Alexandre Tharaud - Four Hands (2024) [Official Digital Download 24/96]

Alexandre Tharaud - Four Hands (2024) [Official Digital Download 24/96]
FLAC (tracks) 24-bit/96 kHz | Front Cover | Time - 01:07:27 minutes | 1,02 GB
Classical | Studio Master, Official Digital Download

The aptly named 4 Hands offers 18 tracks, each just a few minutes in length, each featuring Tharaud sharing a piano keyboard with a different partner. The repertoire ranges wide - from Bach to Glass by way of such composers as Schubert, Tchaikovsky, Grieg, Fauré, Satie, Debussy, Ravel, Rachmaninov, Ravel and Piazzolla.

Eric Le Sage - Gabriel Faure, Vol. 4 (2013)  Music

Posted by tirexiss at March 2, 2020
Eric Le Sage - Gabriel Faure, Vol. 4 (2013)

Eric Le Sage - Gabriel Faure, Vol. 4 (2013)
EAC | FLAC (image+.cue, log) | Covers Included | 01:10:18 | 274 MB
Genre: Classical | Label: Alpha | Catalog: ALPHA 603

For the fourth and penultimate volume of his Fauré series, Eric Le Sage has been joined by Alexandre Tharaud, Emmanuel Pahud, and François Salque, long-standing accomplices, in order to record these pieces for four hands. Recipient of numerous prizes both in France and abroad, this complete Fauré series is already asserting itself as a reference for the interpretation of Gabriel Fauré’s chamber music with piano.

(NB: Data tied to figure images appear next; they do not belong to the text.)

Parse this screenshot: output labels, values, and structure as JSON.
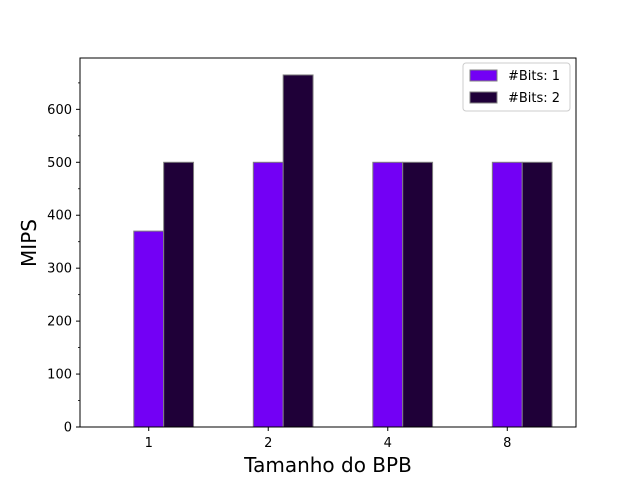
{
  "chart_data": {
    "type": "bar",
    "title": "",
    "xlabel": "Tamanho do BPB",
    "ylabel": "MIPS",
    "categories": [
      "1",
      "2",
      "4",
      "8"
    ],
    "series": [
      {
        "name": "#Bits: 1",
        "color": "#7300f5",
        "values": [
          370,
          500,
          500,
          500
        ]
      },
      {
        "name": "#Bits: 2",
        "color": "#1f0038",
        "values": [
          500,
          665,
          500,
          500
        ]
      }
    ],
    "ylim": [
      0,
      697
    ],
    "yticks": [
      0,
      100,
      200,
      300,
      400,
      500,
      600
    ],
    "grid": false,
    "legend_position": "top-right",
    "edge_color": "#808080"
  }
}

Camille Saint-Saëns Edition [34CDs] (2021)  Music

Posted by ArlegZ at April 21, 2024
Camille Saint-Saëns Edition [34CDs] (2021)

Camille Saint-Saëns Edition [34CDs] (2021)
XLD | FLAC | Image (Cue & Log) ~ 9,16 Gb | Total time: 39:56:27 | Scans included
Classical | Label: Warner Classics | # 0190296746048 | Recorded: 1904-2020

Over a remarkably long and illustrious career, Camille Saint-Saëns thrilled audiences around the world as a pianist and organist, shaped the course of musical life in France, and enriched a multitude of genres with some 600 works, all bearing witness to the mastery of his craft. Setting his best-known compositions in their dazzlingly diverse context, this edition invites exploration and discovery. It spans more than a century of recording history, encompassing a host of great instrumentalists, singers, conductors and orchestras, many of them from France. Setting the pace, in performances from as early as 1904, is the composer himself.